Some of you have heard this already anyways, but just to lure in some hibernating C/Assembly lovers, here is an announcement:
More than a year ago, we have been discussing about faster Scientific Python in this thread, and I was mentioning my unicorn dream Towards a Faster Python project for scientific Python - #26 by ilayn it seems like it was on my bingo card this year.
The main motivation for this is to take any BLAS vendor, use its CBLAS interface and put a C based LAPACK layer on top with no Fortran dependency.
After experimenting with LLMs and with the “fun” experience I got from SciPy translations, I went ahead and translated LAPACK. The easiest entry point is the documentation (bunch of rst files for now) and then the GitHub link is at the top right
Everything is potentially broken but somehow not. Mostly due to the fact that the tests are partially ported.

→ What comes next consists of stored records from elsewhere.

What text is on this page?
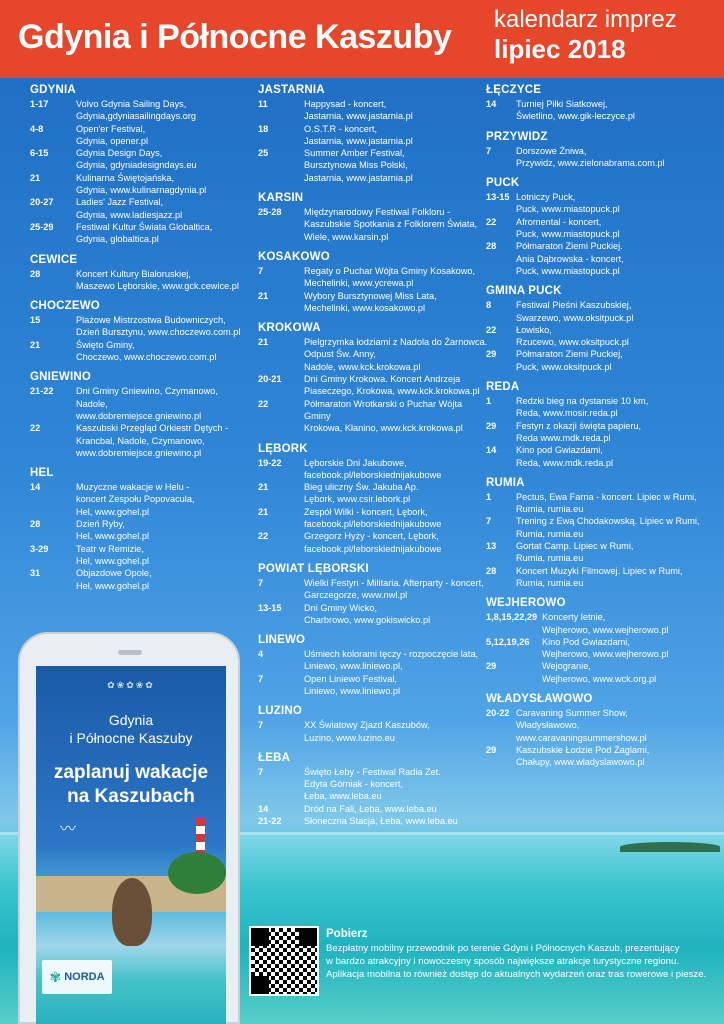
Gdynia i Północne Kaszuby kalendarz imprez
lipiec 2018
GDYNIA
1-17	Volvo Gdynia Sailing Days,
Gdynia,gdyniasailingdays.org
4-8	Open'er Festival,
Gdynia, opener.pl
6-15	Gdynia Design Days,
Gdynia, gdyniadesigndays.eu
21	Kulinarna Świętojańska,
Gdynia, www.kulinarnagdynia.pl
20-27	Ladies' Jazz Festival,
Gdynia, www.ladiesjazz.pl
25-29	Festiwal Kultur Świata Globaltica,
Gdynia, globaltica.pl
CEWICE
28	Koncert Kultury Białoruskiej,
Maszewo Lęborskie, www.gck.cewice.pl
CHOCZEWO
15	Plażowe Mistrzostwa Budowniczych,
Dzień Bursztynu, www.choczewo.com.pl
21	Święto Gminy,
Choczewo, www.choczewo.com.pl
GNIEWINO
21-22	Dni Gminy Gniewino, Czymanowo, Nadole,
www.dobremiejsce.gniewino.pl
22	Kaszubski Przegląd Orkiestr Dętych -
Krancbal, Nadole, Czymanowo,
www.dobremiejsce.gniewino.pl
HEL
14	Muzyczne wakacje w Helu -
koncert Zespołu Popovacula,
Hel, www.gohel.pl
28	Dzień Ryby,
Hel, www.gohel.pl
3-29	Teatr w Remizie,
Hel, www.gohel.pl
31	Objazdowe Opole,
Hel, www.gohel.pl
JASTARNIA
11	Happysad - koncert,
Jastarnia, www.jastarnia.pl
18	O.S.T.R - koncert,
Jastarnia, www.jastarnia.pl
25	Summer Amber Festival,
Bursztynowa Miss Polski,
Jastarnia, www.jastarnia.pl
KARSIN
25-28	Międzynarodowy Festiwal Folkloru -
Kaszubskie Spotkania z Folklorem Świata,
Wiele, www.karsin.pl
KOSAKOWO
7	Regaty o Puchar Wójta Gminy Kosakowo,
Mechelinki, www.ycrewa.pl
21	Wybory Bursztynowej Miss Lata,
Mechelinki, www.kosakowo.pl
KROKOWA
21	Pielgrzymka łodziami z Nadola do Żarnowca.
Odpust Św. Anny,
Nadole, www.kck.krokowa.pl
20-21	Dni Gminy Krokowa. Koncert Andrzeja
Piaseczego, Krokowa, www.kck.krokowa.pl
22	Półmaraton Wrotkarski o Puchar Wójta Gminy
Krokowa, Kłanino, www.kck.krokowa.pl
LĘBORK
19-22	Lęborskie Dni Jakubowe,
facebook.pl/leborskiednijakubowe
21	Bieg uliczny Św. Jakuba Ap.
Lębork, www.csir.lebork.pl
21	Zespół Wilki - koncert, Lębork,
facebook.pl/leborskiednijakubowe
22	Grzegorz Hyży - koncert, Lębork,
facebook.pl/leborskiednijakubowe
POWIAT LĘBORSKI
7	Wielki Festyn - Militaria. Afterparty - koncert,
Garczegorze, www.nwl.pl
13-15	Dni Gminy Wicko,
Charbrowo, www.gokiswicko.pl
LINEWO
4	Uśmiech kolorami tęczy - rozpoczęcie lata,
Liniewo, www.liniewo.pl,
7	Open Liniewo Festival,
Liniewo, www.liniewo.pl
LUZINO
7	XX Światowy Zjazd Kaszubów,
Luzino, www.luzino.eu
ŁEBA
7	Święto Łeby - Festiwal Radia Zet.
Edyta Górniak - koncert,
Łeba, www.leba.eu
14	Dród na Fali, Łeba, www.leba.eu
21-22	Słoneczna Stacja, Łeba, www.leba.eu
ŁĘCZYCE
14	Turniej Piłki Siatkowej,
Świetlino, www.gik-leczyce.pl
PRZYWIDZ
7	Dorszowe Żniwa,
Przywidz, www.zielonabrama.com.pl
PUCK
13-15 Lotniczy Puck,
Puck, www.miastopuck.pl
22	Afromental - koncert,
Puck, www.miastopuck.pl
28	Półmaraton Ziemi Puckiej.
Ania Dąbrowska - koncert,
Puck, www.miastopuck.pl
GMINA PUCK
8	Festiwal Pieśni Kaszubskiej,
Swarzewo, www.oksitpuck.pl
22	Łowisko,
Rzucewo, www.oksitpuck.pl
29	Półmaraton Ziemi Puckiej,
Puck, www.oksitpuck.pl
REDA
1	Redzki bieg na dystansie 10 km,
Reda, www.mosir.reda.pl
29	Festyn z okazji święta papieru,
Reda www.mdk.reda.pl
14	Kino pod Gwiazdami,
Reda, www.mdk.reda.pl
RUMIA
1	Pectus, Ewa Farna - koncert. Lipiec w Rumi,
Rumia, rumia.eu
7	Trening z Ewą Chodakowską. Lipiec w Rumi,
Rumia, rumia.eu
13	Gortat Camp. Lipiec w Rumi,
Rumia, rumia.eu
28	Koncert Muzyki Filmowej. Lipiec w Rumi,
Rumia, rumia.eu
WEJHEROWO
1,8,15,22,29 Koncerty letnie,
Wejherowo, www.wejherowo.pl
5,12,19,26	Kino Pod Gwiazdami,
Wejherowo, www.wejherowo.pl
29	Wejogranie,
Wejherowo, www.wck.org.pl
WŁADYSŁAWOWO
20-22 Caravaning Summer Show,
Władysławowo,
www.caravaningsummershow.pl
29	Kaszubskie Łodzie Pod Żaglami,
Chałupy, www.wladyslawowo.pl
✿❀✿❀✿
Gdynia
i Północne Kaszuby
zaplanuj wakacje
na Kaszubach
〰
✾ NORDA
Pobierz
Bezpłatny mobilny przewodnik po terenie Gdyni i Północnych Kaszub, prezentujący
w bardzo atrakcyjny i nowoczesny sposób największe atrakcje turystyczne regionu.
Aplikacja mobilna to również dostęp do aktualnych wydarzeń oraz tras rowerowe i piesze.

Currently the entire focus is on porting the entire Reference test suite and making everything pass.
I already modified the dgetrf.c implementation with some inspiration from faer Rust project and it is head-to-head with the OpenBLAS’ internally optimized version. That is to say, it is certainly possible to accelerate the LAPACK layer just like many vendors did for BLAS layer.
So in case you trust your C/Assembly skillz, then we should get to work for faster LAPACK. All feedback welcome.